Google & the Non-Human Touch

From Steven Levy’s In the Plex: How Google Thinks, Works, and Shapes our Lives, which I’ve been enjoying:

Google had gotten a lot of flak for its impersonal interface style—some thought its programs and search pages so plain as to be ugly. “It’s like they almost want it to be insipid,” says Andy Hertzfeld, a former Macintosh wizard now at Google. Many decisions were made by testing rather than aesthetics—sometimes a minor tweak in spacing or the shade of a color could result in millions of dollars lost or gained in AdWord clicks. Also, Larry Page, wary of anything that would degrade performance, would routinely bounce any interface element with clever frills such as animation. “Artsy” designers seldom lasted long in the company, and one defector left behind a blistering blog post on Google’s visual shortcomings.

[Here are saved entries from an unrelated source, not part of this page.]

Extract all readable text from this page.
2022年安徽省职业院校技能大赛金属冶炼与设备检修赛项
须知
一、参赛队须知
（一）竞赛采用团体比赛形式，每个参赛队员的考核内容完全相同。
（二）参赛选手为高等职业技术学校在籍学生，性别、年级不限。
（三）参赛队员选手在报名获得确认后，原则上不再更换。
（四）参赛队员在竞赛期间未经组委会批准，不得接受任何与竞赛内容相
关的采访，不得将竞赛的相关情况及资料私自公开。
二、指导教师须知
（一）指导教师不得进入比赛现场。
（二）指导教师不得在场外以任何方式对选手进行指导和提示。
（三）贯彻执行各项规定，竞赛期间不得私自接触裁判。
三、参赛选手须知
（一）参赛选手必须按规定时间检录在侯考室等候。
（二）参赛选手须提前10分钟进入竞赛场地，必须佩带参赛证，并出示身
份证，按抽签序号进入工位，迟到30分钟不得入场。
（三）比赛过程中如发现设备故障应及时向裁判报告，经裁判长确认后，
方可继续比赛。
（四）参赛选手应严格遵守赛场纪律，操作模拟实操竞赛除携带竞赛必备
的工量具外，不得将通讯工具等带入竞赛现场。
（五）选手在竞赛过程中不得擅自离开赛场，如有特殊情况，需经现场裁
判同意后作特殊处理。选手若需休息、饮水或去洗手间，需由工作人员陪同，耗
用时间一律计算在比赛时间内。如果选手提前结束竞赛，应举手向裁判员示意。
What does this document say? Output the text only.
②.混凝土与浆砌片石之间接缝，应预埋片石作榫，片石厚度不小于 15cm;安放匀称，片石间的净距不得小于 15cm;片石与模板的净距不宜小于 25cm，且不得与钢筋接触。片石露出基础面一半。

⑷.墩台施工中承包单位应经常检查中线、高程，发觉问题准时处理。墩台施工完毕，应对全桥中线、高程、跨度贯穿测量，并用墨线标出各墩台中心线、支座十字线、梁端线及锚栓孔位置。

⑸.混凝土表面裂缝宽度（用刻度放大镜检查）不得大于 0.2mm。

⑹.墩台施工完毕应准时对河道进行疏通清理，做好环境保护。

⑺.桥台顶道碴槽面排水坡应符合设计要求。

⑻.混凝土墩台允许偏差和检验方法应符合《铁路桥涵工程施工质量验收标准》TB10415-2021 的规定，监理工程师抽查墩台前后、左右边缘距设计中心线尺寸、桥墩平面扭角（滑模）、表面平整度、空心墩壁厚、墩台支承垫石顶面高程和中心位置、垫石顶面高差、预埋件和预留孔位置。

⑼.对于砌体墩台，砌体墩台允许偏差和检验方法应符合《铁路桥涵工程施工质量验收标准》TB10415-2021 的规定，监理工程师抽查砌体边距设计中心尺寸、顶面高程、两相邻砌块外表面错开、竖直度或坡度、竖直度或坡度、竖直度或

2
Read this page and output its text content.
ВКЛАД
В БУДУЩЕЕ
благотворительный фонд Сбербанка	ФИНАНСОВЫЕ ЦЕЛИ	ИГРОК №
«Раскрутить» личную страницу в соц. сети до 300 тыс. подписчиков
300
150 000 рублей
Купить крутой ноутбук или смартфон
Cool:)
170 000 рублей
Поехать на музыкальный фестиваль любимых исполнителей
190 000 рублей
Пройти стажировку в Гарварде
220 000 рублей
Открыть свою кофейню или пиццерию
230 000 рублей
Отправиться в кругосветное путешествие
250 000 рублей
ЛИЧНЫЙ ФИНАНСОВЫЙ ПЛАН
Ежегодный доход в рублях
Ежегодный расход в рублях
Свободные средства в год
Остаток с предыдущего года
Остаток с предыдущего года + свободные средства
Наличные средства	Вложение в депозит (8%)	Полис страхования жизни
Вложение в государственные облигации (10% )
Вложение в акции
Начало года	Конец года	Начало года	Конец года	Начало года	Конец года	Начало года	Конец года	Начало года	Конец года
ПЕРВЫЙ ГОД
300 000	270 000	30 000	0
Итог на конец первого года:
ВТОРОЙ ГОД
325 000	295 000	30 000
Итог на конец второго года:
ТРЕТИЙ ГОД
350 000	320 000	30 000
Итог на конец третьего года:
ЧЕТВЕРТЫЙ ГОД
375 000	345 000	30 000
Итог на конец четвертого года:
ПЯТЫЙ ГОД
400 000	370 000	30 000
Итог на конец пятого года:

The fact was, Google didn’t want to be beautiful. Marissa Mayer, the fierce protector of Google’s look, once quelled an incipient revolt by designers by finally defining what rankled her about a stunning design submitted to her. “It looks like a human was involved in choosing what went where,” Marissa told them. “It looks too editorialized. Google products are machine-driven. They’re created by machines. And that is what makes us powerful. That’s what makes our products great.” In other words, the message Google wanted to convey was that its products had no human bias. “It was like this lightbulb went off,” says Margaret Stewart, a key curator of the Google interface. “Marissa said Google products are machine-driven. It was the locked-up principle that had never been expressed, and that was of enormous assistance to us.”